The New Old-Fashioned Parent: Children Being Bored

The New Old-Fashioned Parent: Children Being Bored

Thanks to the ubiquity of smartphones and tablets, kids no longer need to be bored for even a nano-second. Whether they're sat in the doctor's waiting room for 15 minutes, the local Starbucks for an hour or in an M25 nightmare traffic jam for several, we grab a gadget and hand it over to keep them happy. We occupy their weekends, after-school afternoons and school holidays with endless activities and outings. It's almost as if some of us have become scared of letting them have any 'nothing to do' time at all.

Contrast this with my (presumably fairly typical) childhood in the 70s and 80s.

i

One of my first memories was being on a car journey, looking at raindrops running down the windows and guessing which would win the 'race' to the bottom.

i

It was a classic example of how we largely made our own entertainment, rather than always being handed a screen to keep us occupied or sent to a class to 'enrich' us.

Now I admit that I spent much of my childhood slightly bored but I still think it did me some good. Instead of complaining (although we did do so occasionally), spare hours were filled making the most of what we had, be it creating obstacle courses for woodlice and ants from the contents of our box of LEGO or simply daydreaming, lost in thoughts, planning futures, re-running the day's events.

So if modern children have far less time to be bored and to occupy themselves, does it matter?

Well, it certainly seems that boredom has its benefits and they are ones that we should be concerned about our children missing out on. Take research into this by Dr. Teresa Belton, of the University of East Anglia. She discussed boredom's influence with the likes of Grayson Perry, Meera Syal and Professor Susan Greenfield, all of whom believed that being bored as kids led them towards greater creativity and thinking.

Belton's explanation is that "children need to have stand-and-stare time, time imagining and pursuing their own thinking processes or assimilating their experiences through play or just observing the world around them."

This is what develops imagination, whereas screen time "tends to short circuit that process and the development of creative capacity".

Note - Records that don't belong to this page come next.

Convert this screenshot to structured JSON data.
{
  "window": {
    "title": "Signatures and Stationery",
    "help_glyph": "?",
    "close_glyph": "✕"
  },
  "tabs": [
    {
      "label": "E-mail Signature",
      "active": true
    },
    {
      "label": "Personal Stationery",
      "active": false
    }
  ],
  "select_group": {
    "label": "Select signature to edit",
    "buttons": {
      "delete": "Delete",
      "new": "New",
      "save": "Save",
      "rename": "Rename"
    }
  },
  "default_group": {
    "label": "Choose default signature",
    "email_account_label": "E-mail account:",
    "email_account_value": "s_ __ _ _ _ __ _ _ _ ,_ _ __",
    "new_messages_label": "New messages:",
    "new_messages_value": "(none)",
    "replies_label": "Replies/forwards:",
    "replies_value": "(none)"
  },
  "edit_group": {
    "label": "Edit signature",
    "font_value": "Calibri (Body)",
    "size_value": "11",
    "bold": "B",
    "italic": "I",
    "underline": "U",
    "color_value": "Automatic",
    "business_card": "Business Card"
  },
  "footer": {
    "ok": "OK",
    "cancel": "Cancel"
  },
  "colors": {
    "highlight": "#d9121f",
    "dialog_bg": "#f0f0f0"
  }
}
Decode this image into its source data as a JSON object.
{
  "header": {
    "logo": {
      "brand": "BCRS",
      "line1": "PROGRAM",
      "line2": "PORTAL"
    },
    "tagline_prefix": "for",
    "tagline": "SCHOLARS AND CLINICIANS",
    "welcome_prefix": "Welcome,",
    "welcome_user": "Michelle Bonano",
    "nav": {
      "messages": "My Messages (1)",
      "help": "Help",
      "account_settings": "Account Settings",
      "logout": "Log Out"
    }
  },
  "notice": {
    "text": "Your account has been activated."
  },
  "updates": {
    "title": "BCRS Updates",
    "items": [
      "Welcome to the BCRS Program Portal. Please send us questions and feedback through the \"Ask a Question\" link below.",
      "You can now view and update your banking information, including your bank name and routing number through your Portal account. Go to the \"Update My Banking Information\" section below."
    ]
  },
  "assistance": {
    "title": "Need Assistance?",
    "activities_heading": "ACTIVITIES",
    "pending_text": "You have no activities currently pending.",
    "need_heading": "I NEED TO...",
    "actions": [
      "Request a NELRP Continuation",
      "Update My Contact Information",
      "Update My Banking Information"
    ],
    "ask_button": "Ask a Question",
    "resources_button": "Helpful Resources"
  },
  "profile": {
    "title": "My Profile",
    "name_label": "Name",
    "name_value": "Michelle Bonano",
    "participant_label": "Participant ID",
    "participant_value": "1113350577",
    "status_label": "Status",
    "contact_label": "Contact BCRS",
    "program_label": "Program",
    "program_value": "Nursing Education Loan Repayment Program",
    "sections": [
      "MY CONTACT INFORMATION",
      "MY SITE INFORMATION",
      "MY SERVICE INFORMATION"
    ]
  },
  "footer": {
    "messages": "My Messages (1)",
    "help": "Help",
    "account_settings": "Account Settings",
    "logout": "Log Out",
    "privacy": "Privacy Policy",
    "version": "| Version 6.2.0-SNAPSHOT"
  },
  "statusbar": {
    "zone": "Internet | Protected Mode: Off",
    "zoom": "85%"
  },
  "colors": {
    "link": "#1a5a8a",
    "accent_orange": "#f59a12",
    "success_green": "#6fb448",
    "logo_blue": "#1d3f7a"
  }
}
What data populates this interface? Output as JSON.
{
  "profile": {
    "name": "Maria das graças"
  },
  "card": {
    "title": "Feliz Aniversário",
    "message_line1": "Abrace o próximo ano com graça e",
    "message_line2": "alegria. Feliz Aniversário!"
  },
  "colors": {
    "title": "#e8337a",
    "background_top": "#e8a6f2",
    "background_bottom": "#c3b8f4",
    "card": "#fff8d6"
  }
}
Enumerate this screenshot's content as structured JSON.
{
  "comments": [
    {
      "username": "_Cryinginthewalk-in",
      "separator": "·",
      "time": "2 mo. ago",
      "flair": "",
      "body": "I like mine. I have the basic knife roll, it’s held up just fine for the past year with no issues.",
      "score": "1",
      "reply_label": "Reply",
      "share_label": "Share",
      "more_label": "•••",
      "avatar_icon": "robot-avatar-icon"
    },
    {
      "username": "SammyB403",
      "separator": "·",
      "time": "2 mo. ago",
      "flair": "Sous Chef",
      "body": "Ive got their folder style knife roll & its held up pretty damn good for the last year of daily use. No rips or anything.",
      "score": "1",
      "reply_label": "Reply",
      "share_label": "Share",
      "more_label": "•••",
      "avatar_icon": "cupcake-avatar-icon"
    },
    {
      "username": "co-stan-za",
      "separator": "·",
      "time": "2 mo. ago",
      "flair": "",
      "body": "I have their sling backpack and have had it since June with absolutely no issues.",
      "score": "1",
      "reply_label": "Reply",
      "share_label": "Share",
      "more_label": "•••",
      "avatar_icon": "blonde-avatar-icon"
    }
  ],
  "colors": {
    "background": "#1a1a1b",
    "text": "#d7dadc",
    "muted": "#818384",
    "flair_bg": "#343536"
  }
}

Our kids might not all be the next Grayson Perry or great thinker but as Perry told Belton during her study, it's hard to challenge his comment that "boredom is a very creative state."

For University of Surrey psychologist, Dr. Harriet Tenenbaum, who specialises in education and child development, boredom's upside goes beyond enhancing creativity: "Children need unscheduled time to be able to process information more deeply. They need it to reflect on their emotions and to increase their social emotional development. Being bored gives people chance to ruminate and think and to understand things more deeply."

So next time your kids complain of being bored, don't feel guilty - it's probably just as good for them as that extra after-school activity you didn't sign them up for or the outing that got rained off.

The New Old-fashioned Parenting rules: on boredom

  • If your kids complain of having nothing to do, try to avoid always handing them a solution – be it a gadget or otherwise. Encourage them to think for themselves about what they should or could do next. The end game here is that they learn that it's their own responsibility to work out what to do at least some of the time (well, as long as it doesn't involve activities that break your rules, such as playing computer games all day!).
  • Choose at least some toys that can be used creatively - Lego is brilliant, particularly a big box of bricks rather than sets to make specific, pre-ordained models. Building blocks and stacking cups can be played with in loads of different ways by preschoolers.
  • If you lead busy lives, try and find a few hours for just dossing about at home now and then too.
  • Keep use of 'gadget-sitting' for when you really need it (and let's face it there are occasions when we all do), rather than using it as a default on every single car journey/ café or restaurant trip.

Old old-fashioned parents (OOPs) versus new old-fashioned parents (NOPs) versus Modern Flakies – which kind of parent are you?

OOPs responded to a complaint of boredom with "well get yourself in here I've got forty pounds of potatoes you can peel" (or similar) and the classic "only boring people get bored" retort.

NOPs encourage their kids to decide what to do themselves and don't occupy their every second but give them some tools and toys to be creative.

Modern flakies hand their child their very own iPad (they got it for their second birthday don't ya know).

OOPs let the kids out in the morning during school holidays and told them to be back for tea time.

NOPs organise a good mix of activities, having friends over and kicking about at home too.

Modern Flakies make sure every day is filled with a fantastic, expensive and exhausting outing for their little darlings - life is ALL about them after all.